The coaches’ remarks might be colored by some bitterness but they are not alone in their opinion. Sheldon H. Jacobson, a computer science professor at the University of Illinois at Urbana-Champaign, also believes the NCAA selection process is broken, citing the number of head-scratching upsets in 2023 that may indicate that team seedings or rankings in the tournament may not accurately reflect team performance. Jacobsen notes that in 2023, no team seeded 1, 2, or 3 reached the Final Four, the first time that’s happened since 1986. The problem may be that the BET system weighs all games played during the season equally, thereby leading to an incorrect seeding. Early season games rarely provide a good assessment of how well a team is playing in March. Seeding Purdue at number one in 2023 was not an accurate reflection of the team’s performance at the end of the season and Purdue was eliminated in the first round.
One underrated factor may be the rankings of mid-major teams. “Mid-majors are underrated by the selection committee,” said Jacobson in an email. “Power conference teams gain nothing to play them early in the season and have everything to lose. When forced to play them, the results can be unexpected.”
Hindsight is one thing but what’s a hoops fan to do in 2024 when the NCAA’s own data analytics doesn’t appear to offer any reliable guidelines to bracket picks? One key indicator may be how well a team is playing in the games running up to the tournament. A “bracket buster” may be a team that has been inconsistent over the course of the season, says Jacobson. Meanwhile, a team’s record over the past seven games may be a key indicator of how well the team is playing as the tournament begins.
“There is a lot of debate in the academic world about players or teams with a ‘hot hand,’” says Jackie Silverman-Lerner, assistant professor of marketing at the University of Delaware via email. “It might not last all the way to the Final Four but a team that was ‘hot’ over the last couple of weeks of the season may able to carry that momentum into the first few rounds of the tournament better than, say, a team with the same record but fewer concentrated wins at the end of the season.”

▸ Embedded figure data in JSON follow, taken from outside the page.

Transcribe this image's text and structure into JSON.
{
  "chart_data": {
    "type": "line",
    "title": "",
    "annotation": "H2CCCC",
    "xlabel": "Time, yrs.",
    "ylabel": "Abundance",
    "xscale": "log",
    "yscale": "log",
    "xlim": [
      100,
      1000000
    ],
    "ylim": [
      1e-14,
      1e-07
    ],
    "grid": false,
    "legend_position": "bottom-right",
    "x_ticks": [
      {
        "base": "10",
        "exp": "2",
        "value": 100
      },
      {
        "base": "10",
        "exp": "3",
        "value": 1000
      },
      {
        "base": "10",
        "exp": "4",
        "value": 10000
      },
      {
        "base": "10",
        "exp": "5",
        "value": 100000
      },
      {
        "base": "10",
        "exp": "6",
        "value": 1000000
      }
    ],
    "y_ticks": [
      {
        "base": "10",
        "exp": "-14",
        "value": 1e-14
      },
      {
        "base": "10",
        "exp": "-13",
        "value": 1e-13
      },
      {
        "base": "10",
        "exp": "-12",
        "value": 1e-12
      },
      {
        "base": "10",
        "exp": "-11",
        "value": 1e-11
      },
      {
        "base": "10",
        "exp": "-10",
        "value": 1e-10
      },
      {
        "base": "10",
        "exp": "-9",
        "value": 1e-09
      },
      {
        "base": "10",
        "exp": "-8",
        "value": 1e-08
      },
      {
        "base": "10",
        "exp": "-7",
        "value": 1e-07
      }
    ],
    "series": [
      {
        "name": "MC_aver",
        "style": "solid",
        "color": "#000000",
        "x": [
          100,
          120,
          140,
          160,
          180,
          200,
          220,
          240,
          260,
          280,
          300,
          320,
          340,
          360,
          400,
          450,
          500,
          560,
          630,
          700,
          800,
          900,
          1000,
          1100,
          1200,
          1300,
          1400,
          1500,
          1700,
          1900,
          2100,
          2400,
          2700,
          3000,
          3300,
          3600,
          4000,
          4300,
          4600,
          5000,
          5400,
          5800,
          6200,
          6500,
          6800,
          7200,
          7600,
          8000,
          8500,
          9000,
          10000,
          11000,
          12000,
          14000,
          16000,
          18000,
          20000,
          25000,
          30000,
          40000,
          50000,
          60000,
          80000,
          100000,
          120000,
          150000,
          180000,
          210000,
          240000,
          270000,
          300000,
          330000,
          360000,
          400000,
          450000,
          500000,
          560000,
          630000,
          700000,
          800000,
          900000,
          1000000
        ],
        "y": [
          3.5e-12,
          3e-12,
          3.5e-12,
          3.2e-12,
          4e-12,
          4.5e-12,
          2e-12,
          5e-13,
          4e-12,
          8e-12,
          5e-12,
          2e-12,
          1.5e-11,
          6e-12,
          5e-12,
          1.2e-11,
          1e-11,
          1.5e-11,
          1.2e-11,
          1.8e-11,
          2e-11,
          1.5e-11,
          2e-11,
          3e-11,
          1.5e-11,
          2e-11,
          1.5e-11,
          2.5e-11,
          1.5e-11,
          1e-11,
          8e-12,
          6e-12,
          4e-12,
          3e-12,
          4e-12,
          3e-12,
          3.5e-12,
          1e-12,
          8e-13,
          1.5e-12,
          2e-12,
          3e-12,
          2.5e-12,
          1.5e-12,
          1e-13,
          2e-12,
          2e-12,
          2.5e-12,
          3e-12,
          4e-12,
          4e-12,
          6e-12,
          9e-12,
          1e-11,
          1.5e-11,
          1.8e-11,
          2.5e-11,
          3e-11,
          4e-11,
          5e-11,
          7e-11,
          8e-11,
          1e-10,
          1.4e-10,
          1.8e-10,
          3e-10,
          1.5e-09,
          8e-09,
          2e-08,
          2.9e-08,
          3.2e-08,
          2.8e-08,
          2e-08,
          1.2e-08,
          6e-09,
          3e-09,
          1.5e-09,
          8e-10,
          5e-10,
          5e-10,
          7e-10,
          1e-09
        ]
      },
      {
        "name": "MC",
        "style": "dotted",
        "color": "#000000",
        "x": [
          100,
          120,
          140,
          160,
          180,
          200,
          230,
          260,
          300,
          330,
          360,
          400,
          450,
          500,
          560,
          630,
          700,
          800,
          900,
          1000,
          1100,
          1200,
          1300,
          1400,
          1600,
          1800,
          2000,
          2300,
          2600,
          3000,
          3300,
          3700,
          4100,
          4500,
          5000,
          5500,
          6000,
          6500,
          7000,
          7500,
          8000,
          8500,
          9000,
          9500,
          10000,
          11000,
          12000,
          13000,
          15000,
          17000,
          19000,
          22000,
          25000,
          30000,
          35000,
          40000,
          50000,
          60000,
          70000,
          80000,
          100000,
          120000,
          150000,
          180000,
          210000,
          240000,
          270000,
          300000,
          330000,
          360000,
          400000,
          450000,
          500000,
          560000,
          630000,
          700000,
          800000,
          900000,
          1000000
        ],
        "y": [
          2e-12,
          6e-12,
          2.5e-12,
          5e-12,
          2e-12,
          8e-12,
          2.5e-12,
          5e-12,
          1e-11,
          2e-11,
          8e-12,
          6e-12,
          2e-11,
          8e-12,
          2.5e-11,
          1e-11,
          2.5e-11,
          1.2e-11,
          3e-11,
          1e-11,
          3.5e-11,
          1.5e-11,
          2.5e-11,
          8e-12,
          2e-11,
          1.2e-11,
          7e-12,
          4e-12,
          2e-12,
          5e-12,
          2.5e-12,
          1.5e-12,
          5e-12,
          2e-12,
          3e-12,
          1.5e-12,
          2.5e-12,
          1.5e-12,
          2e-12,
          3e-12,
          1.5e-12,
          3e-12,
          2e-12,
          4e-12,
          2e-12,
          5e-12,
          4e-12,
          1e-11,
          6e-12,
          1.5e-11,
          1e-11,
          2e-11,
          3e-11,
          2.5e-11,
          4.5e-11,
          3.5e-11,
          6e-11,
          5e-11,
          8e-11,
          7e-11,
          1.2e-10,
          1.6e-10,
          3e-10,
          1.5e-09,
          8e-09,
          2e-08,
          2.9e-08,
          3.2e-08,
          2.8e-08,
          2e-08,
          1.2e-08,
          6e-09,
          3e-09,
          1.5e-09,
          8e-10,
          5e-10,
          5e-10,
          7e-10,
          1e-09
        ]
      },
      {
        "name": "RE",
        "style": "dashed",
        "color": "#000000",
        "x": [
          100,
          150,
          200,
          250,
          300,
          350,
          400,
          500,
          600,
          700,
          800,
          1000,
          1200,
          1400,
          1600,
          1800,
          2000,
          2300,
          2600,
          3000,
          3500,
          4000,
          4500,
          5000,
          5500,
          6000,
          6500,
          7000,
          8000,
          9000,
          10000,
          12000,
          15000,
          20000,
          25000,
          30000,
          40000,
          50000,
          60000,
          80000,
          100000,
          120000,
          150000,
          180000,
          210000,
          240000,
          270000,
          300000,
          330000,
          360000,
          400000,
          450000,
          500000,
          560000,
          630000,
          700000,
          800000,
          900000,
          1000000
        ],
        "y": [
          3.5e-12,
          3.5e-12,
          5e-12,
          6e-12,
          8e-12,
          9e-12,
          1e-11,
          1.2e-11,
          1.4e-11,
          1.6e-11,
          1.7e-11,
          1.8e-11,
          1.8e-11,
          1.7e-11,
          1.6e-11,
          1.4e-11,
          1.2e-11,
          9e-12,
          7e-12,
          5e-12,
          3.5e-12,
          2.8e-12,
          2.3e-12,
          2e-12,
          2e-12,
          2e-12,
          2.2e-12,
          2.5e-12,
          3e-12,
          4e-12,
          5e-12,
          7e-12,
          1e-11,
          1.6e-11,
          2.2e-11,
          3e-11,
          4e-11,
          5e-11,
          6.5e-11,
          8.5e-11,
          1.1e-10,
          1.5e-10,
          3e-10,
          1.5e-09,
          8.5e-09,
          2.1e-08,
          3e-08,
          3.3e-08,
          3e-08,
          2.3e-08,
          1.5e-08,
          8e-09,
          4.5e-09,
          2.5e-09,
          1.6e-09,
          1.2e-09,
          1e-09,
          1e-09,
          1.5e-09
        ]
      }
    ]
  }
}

“Bracketologists” also are turning to artificial intelligence for help, amassing data from a team’s past performance that includes box score information that includes a team’s free-throw percentage, turnovers and assists to develop what they hope are predictive algorithms. One challenge is that AI relies on extremely large datasets while the information regarding NCAA tournament teams is a relatively small sample size from an AI perspective.
What artificial intelligence and other forms of data analytics can’t account for is what Silverman calls “noise,” luck and other idiosyncratic factors that can’t be quantified by even the best models. “Unexpected injuries, boosts in confidence and lucky plays can all impact a game’s outcome,” she says. “Of course, when a frontrunner experiences these boons they simply win by more points but when an underdog team gets lucky, it can completely change the game.” Or your brackets.
As the tournament begins, Houston, Purdue, North Carolina and UConn (University of Connecticut) are ranked as number one seeds in their assigned regions. So how likely are all these teams to make it to the Final Four?
“The expected rarely occurs,” notes Jacobson. “Games are played on the court, not on a computer.”